In the proposed scheme/arrangement a Cryptocurrency Exchange can enforce settlement albeit with a predefined delay and does not need exclusive custody of the said funds/tokens beforehand to guarantee settlement. Moreover, in the event of a security breach on one or both sides, there are remedial steps that the Cryptocurrency Exchange and/or First Party can take to prevent loss or theft of respective funds/tokens.
Generally, First Party will cooperate with Second Party in the settlement process and in situations where it disagrees or refuses to cooperate, the Cryptocurrency Exchange (Second Party) can get exclusive custody of the respective funds/tokens and enforce settlements as per the terms of the contractual service agreement with the First Party.
For instance, when the First Party is in disagreement with a proposed settlement for a trade, the Cryptocurrency Exchange (Second Party) can use the Option 2 as depicted in Figure 2 and take exclusive custody of the respective funds/tokens to enforce settlement. This option allows the Cryptocurrency Exchange to function as a regular custodial escrow between trading parties as is the case with most exchanges and in general.
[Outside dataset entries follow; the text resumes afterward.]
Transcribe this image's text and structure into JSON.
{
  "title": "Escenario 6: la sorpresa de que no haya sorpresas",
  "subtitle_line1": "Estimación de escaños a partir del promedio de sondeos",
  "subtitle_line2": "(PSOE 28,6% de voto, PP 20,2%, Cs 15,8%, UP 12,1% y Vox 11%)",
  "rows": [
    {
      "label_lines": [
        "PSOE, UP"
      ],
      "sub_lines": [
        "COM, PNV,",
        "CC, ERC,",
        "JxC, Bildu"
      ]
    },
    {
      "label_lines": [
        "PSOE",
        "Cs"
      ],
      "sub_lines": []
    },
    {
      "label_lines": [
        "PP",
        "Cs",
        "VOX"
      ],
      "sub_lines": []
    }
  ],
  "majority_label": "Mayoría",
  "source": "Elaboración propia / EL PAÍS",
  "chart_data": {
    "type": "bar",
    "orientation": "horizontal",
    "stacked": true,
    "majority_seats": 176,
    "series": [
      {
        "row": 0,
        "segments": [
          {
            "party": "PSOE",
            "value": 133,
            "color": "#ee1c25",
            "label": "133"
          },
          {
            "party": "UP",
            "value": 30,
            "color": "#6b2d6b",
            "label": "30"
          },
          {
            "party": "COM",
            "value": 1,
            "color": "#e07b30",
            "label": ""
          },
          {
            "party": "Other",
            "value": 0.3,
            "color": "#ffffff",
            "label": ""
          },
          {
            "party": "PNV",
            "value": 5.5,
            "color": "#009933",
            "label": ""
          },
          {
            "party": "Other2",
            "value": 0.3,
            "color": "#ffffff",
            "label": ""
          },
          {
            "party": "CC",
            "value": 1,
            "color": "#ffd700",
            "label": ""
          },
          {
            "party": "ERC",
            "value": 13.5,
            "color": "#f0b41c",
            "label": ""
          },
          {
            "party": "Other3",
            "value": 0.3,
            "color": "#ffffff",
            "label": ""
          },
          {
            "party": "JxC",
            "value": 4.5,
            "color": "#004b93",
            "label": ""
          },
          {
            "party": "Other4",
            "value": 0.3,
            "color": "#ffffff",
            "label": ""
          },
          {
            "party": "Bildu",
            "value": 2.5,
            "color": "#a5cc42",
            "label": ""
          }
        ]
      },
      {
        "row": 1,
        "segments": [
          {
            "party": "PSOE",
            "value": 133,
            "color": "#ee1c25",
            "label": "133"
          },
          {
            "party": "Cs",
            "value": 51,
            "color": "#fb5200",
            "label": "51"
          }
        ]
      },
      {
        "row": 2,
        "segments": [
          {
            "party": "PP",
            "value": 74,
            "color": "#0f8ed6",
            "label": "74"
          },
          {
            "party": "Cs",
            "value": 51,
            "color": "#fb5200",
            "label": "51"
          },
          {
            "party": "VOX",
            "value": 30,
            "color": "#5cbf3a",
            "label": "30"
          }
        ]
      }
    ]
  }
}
In another instance, if a Cryptocurrency Exchange suffers a security breach and its private-keys are compromised/stolen, it can use Option 1, 2, 3, 7 or 8 depicted in Figure 2 to transfer the funds/tokens to another secure address or back to the First Party as may be desired. Cryptocurrency Exchanges can even prevent loss/theft using Option 7 depicted in Figure 2 and transfer the respective funds/tokens away from the compromised address even when its hardware tokens are lost/stolen in the above described situation.
Also, the Cryptocurrency Exchange (Second Party) can use Option 2 depicted in Figure 2 and transfer the respective funds/tokens to a secure address when First Party’s private-key and/or hardware token are compromised/lost/stolen.
The Confusion Matrix in Figure 4 enumerates the options available and outcomes of situations where private-keys and/or hardware tokens of First Party and/or Second Party are compromised or stolen. It also enumerates situations where respective private-keys are lost by First Party but not Second Party.
Since Second Party is an organized entity that can employ data-safety measures such as multi-site replication, offline storage, etc. this method does not explicitly specify the process and enumerate options available when Second Party’s private-keys are lost for simplicity and brevity. This method can be analogously extended to this scenario and more or simplified if desired by reordering,adding or removing options in the Provisional Transaction accordingly when planning and accounting for certain contingencies are deemed necessary or unnecessary. Also the timelocks mentioned in the Provisional Transaction are one of the many possible values for them exemplifying a particular order and can be adjusted as necessary to suit a particular arrangement.
It should be noted here that the Second Party always gets first claim on the respective funds/tokens as it is accepting a liability on First Party’s behalf and can steal First Party’s funds/tokens but will not do so because such unilateral actions will result in loss of trust/business from other parties as well as legal proceedings by the First Party. Hence, the incentive and motive to cheat the First Party of its funds/tokens by Second Party is non-existent. But if First Party and/or Second Party are compromised either by an internal or external adversary, they still have recourse and can reconcile the situation by taking remedial steps available.
Finally, even if Hardware Tokens are not available and we have to rely on relative/absolute timelocks only, the method and scheme described above can be scaled down as depicted in Figure 5 and still offer better protection than currently practiced multi-signature arrangements.